Based on the PTA’s announcement on September 10, only Ufone chose to participate in the auction, for 9MHz in the 1800MHz band. This has yielded the treasury $279 million (excluding advance tax), at base price. Half of that sum is to be paid upfront within 15 days and the rest in equal annual installments. For its part, the PTA, despite lackluster participation, went ahead with the auction and honored its regulatory mandate.

As things stand, roughly two-thirds of spectrum is left unsold on the table. The government can always return to the market at an opportune time and offload it. However, the lack of participation by Jazz, Telenor and Zong has left some questions. The operators needed more spectrum to meet their growing data requirements, and it was also clear that they weren’t exactly thrilled about spectrum prices. But why did the trio choose to abstain altogether? It sends a message.

Some of the market’s concerns have come out in the open post-auction. However, the grumblings among leading operators about the base price being too high is not something new, and yet they had chosen to take part in auctions past. Same goes for the dollar-based spectrum pricing, which has been used by the regulator in the past as well. What broke the camel’s back this time around?

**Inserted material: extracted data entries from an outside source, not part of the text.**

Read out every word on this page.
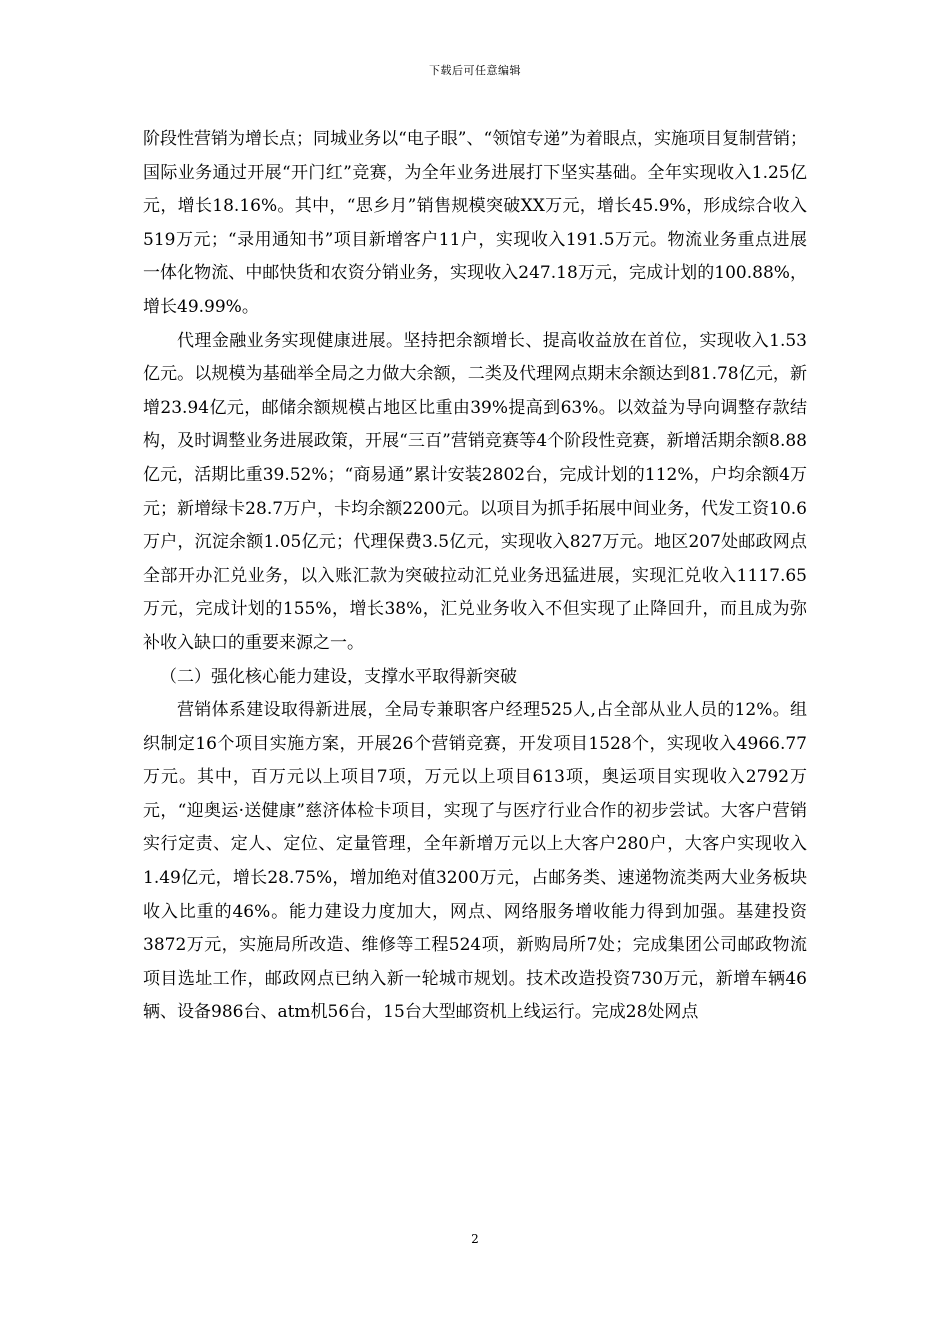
下载后可任意编辑

阶段性营销为增长点；同城业务以“电子眼”、“领馆专递”为着眼点，实施项目复制营销；国际业务通过开展“开门红”竞赛，为全年业务进展打下坚实基础。全年实现收入1.25亿元，增长18.16%。其中，“思乡月”销售规模突破XX万元，增长45.9%，形成综合收入519万元；“录用通知书”项目新增客户11户，实现收入191.5万元。物流业务重点进展一体化物流、中邮快货和农资分销业务，实现收入247.18万元，完成计划的100.88%，增长49.99%。

代理金融业务实现健康进展。坚持把余额增长、提高收益放在首位，实现收入1.53亿元。以规模为基础举全局之力做大余额，二类及代理网点期末余额达到81.78亿元，新增23.94亿元，邮储余额规模占地区比重由39%提高到63%。以效益为导向调整存款结构，及时调整业务进展政策，开展“三百”营销竞赛等4个阶段性竞赛，新增活期余额8.88亿元，活期比重39.52%；“商易通”累计安装2802台，完成计划的112%，户均余额4万元；新增绿卡28.7万户，卡均余额2200元。以项目为抓手拓展中间业务，代发工资10.6万户，沉淀余额1.05亿元；代理保费3.5亿元，实现收入827万元。地区207处邮政网点全部开办汇兑业务，以入账汇款为突破拉动汇兑业务迅猛进展，实现汇兑收入1117.65万元，完成计划的155%，增长38%，汇兑业务收入不但实现了止降回升，而且成为弥补收入缺口的重要来源之一。

（二）强化核心能力建设，支撑水平取得新突破

营销体系建设取得新进展，全局专兼职客户经理525人,占全部从业人员的12%。组织制定16个项目实施方案，开展26个营销竞赛，开发项目1528个，实现收入4966.77万元。其中，百万元以上项目7项，万元以上项目613项，奥运项目实现收入2792万元，“迎奥运·送健康”慈济体检卡项目，实现了与医疗行业合作的初步尝试。大客户营销实行定责、定人、定位、定量管理，全年新增万元以上大客户280户，大客户实现收入1.49亿元，增长28.75%，增加绝对值3200万元，占邮务类、速递物流类两大业务板块收入比重的46%。能力建设力度加大，网点、网络服务增收能力得到加强。基建投资3872万元，实施局所改造、维修等工程524项，新购局所7处；完成集团公司邮政物流项目选址工作，邮政网点已纳入新一轮城市规划。技术改造投资730万元，新增车辆46辆、设备986台、atm机56台，15台大型邮资机上线运行。完成28处网点

2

It appears that both the operators and the regulator have come to a point where they are unable to resolve core issues in the background. For instance, the way the government handled license-renewal process of Jazz (Warid), Telenor and Zong starting July 2019 had left a bad taste among investors. Jazz and Telenor sued the government, but they still had to pay majority of renewal fees, and now two years later the court has ruled for the government. At least Jazz is appealing to the Supreme Court.

Besides, it has become a difficult operating environment for operators. High user taxes, rising utility prices, price-sensitive subscriber base, and volatile currency, all impact the ROI for foreign sponsors. Pricey spectrum auctions, in this situation, leave little for operators to invest in network rollouts. Having said that, there is no way around investing more in spectrum holdings, in order to monetize data services.

As for the regulator, it was right to demand better quality of service (QoS) from operators going forward, and this is something that the majority of operators seemed unwilling to accept immediately. PTA’s own QoS surveys as well as anecdotal evidence suggests that network quality offered by most operators, especially for phone calls and broadband speed, is getting poor even within well-served areas. Operators cutting corners here and there is not new, but service level has gone noticeably worse.

What now? Ufone is in a better position to upgrade its data network and compete with the rest of the market. Other operators already have decent spectrum holdings, which they will try to further optimize to absorb growing data traffic. That will lead to more QoS issues and affect the foundation of digital ecosystem. Sooner or later, operators will need more spectrum. Fearing NAB, government cannot lower base price. One side will have to blink. Neither of them conceded this time around. Users are to suffer!